Joaquin Phoenix mudou a forma como Ari Aster fez o filme: ‘Há uma nova vida nisso’

Via Empire:

Não importa em que ele esteja, Joaquin Phoenix é uma força da natureza na tela. Seja rasgando tudo como o Coringa, ou dando vibrações suaves de quase pai em Sempre em Frente, ou entrando no abismo em Você Nunca Esteve Realmente Aqui, ele sempre leva você a lugares inesperados – mesmo se você for o diretor de o filme. Ari Aster, o cineasta que aterrorizou o público com Hereditário e Midsommar, está de volta para confundir a mente de todos com uma intensa odisséia cinematográfica (ênfase no ‘estranho’) “Beau Is Afraid” (Beau Tem Medo), na qual Phoenix ocupa o centro do palco como o próprio Beau. Como se viu, a maneira única de trabalhar de Phoenix mudou a forma como Aster – um planejador meticuloso – abordou a produção de seu próprio filme.

“Tive dificuldade em assistir aos filmes novamente – eles parecem meio mortos para mim, porque acabamos de executar o plano”, Aster disse ao Empire sobre Hereditário e Midsommar. Com Beau Is Afraid, a propensão de Phoenix para agir por instinto e canalizar energias intuitivas no dia foi uma chance de se desviar dos planos iniciais de Aster e criar algo novo.
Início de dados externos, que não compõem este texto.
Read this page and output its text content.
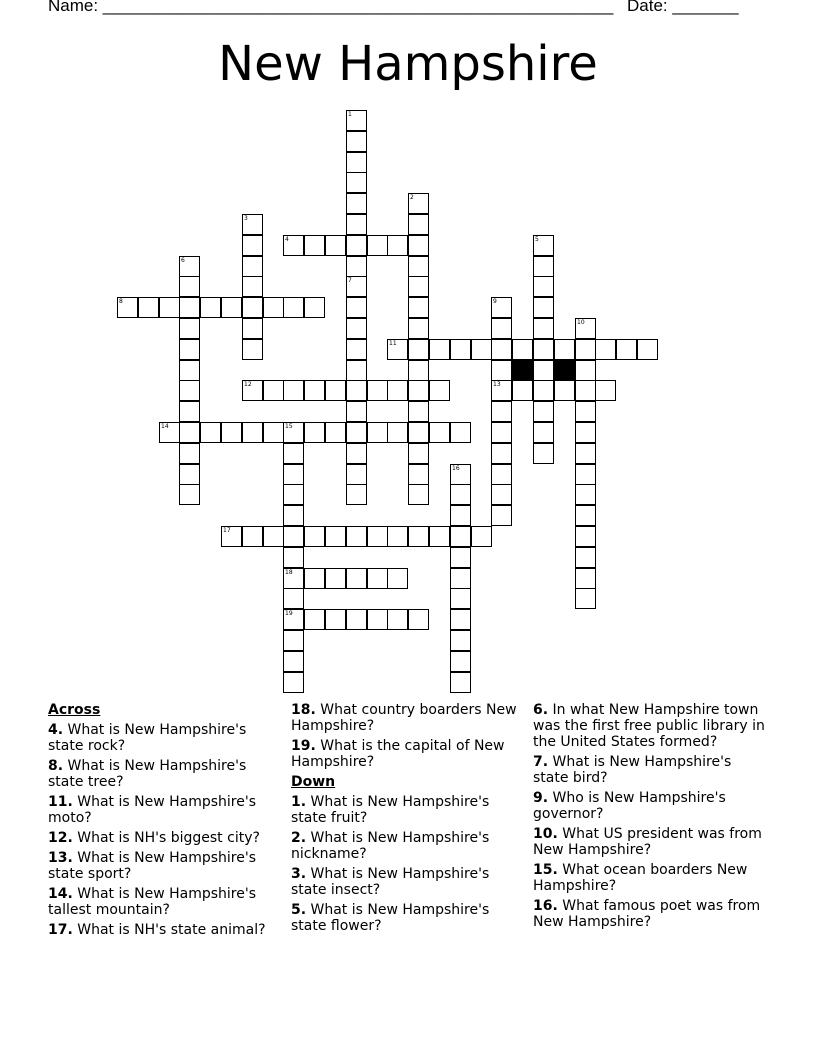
Name: ______________________________________________________ Date: _______
New Hampshire
1
7
2
3
4	5
6
8	9
13
10
11
12
14	15
18
19
16
17
Across
4. What is New Hampshire's state rock?
8. What is New Hampshire's state tree?
11. What is New Hampshire's moto?
12. What is NH's biggest city?
13. What is New Hampshire's state sport?
14. What is New Hampshire's tallest mountain?
17. What is NH's state animal?
18. What country boarders New Hampshire?
19. What is the capital of New Hampshire?
Down
1. What is New Hampshire's state fruit?
2. What is New Hampshire's nickname?
3. What is New Hampshire's state insect?
5. What is New Hampshire's state flower?
6. In what New Hampshire town was the first free public library in the United States formed?
7. What is New Hampshire's state bird?
9. Who is New Hampshire's governor?
10. What US president was from New Hampshire?
15. What ocean boarders New Hampshire?
16. What famous poet was from New Hampshire?
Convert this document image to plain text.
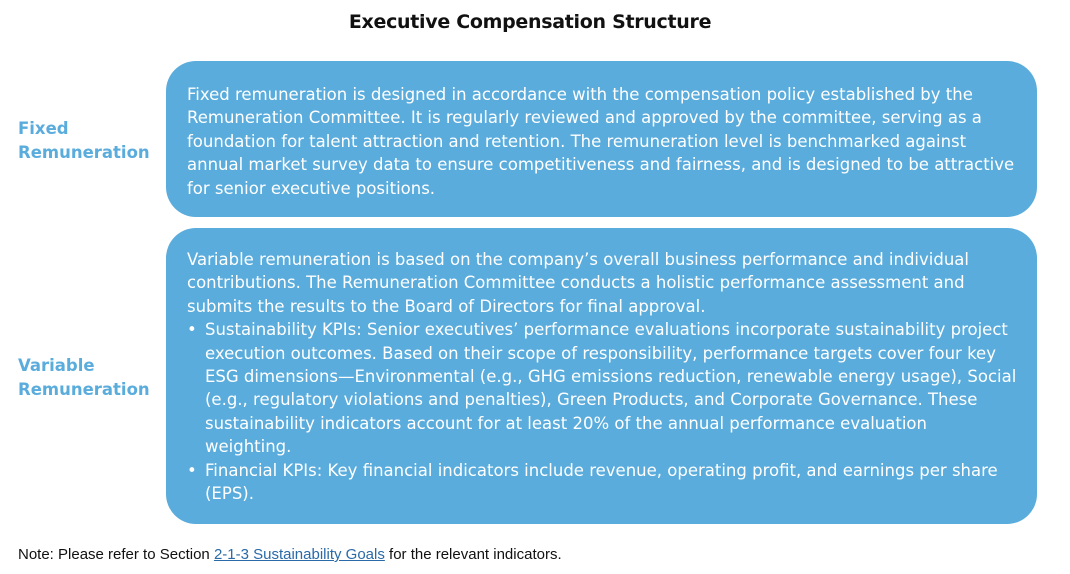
Executive Compensation Structure
Fixed
Remuneration

Fixed remuneration is designed in accordance with the compensation policy established by the Remuneration Committee. It is regularly reviewed and approved by the committee, serving as a foundation for talent attraction and retention. The remuneration level is benchmarked against annual market survey data to ensure competitiveness and fairness, and is designed to be attractive for senior executive positions.

Variable
Remuneration

Variable remuneration is based on the company’s overall business performance and individual contributions. The Remuneration Committee conducts a holistic performance assessment and submits the results to the Board of Directors for final approval.

• Sustainability KPIs: Senior executives’ performance evaluations incorporate sustainability project execution outcomes. Based on their scope of responsibility, performance targets cover four key ESG dimensions—Environmental (e.g., GHG emissions reduction, renewable energy usage), Social (e.g., regulatory violations and penalties), Green Products, and Corporate Governance. These sustainability indicators account for at least 20% of the annual performance evaluation weighting.
• Financial KPIs: Key financial indicators include revenue, operating profit, and earnings per share (EPS).
Note: Please refer to Section 2-1-3 Sustainability Goals for the relevant indicators.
“Graças a Joaquin, acho que o filme parece mais vivo para mim do que poderia ter sido, porque muito do que ele faz me surpreendeu emocionalmente – as coisas que sinto em certas cenas são coisas que ele está me fazendo sentir, que vão além do que estava na página”, explica o roteirista-diretor. “Isso é realmente maravilhoso – quando você pode assistir ao filme e não é apenas mecânico, porque é algo em que venho trabalhando há anos. Há uma nova vida nele; há algo mais lá.”

O resultado – bem como uma viagem emocionante, surreal e quase indescritível de um filme – parece destinado a mudar a forma como Aster trabalha daqui para frente.

“Ele é o melhor parceiro que você poderia ter”, entusiasma-se Aster, sobre Phoenix. “Ele é o mais comprometido. E igualmente torturado. Talvez todos nós apenas precisemos abraçar o caos.”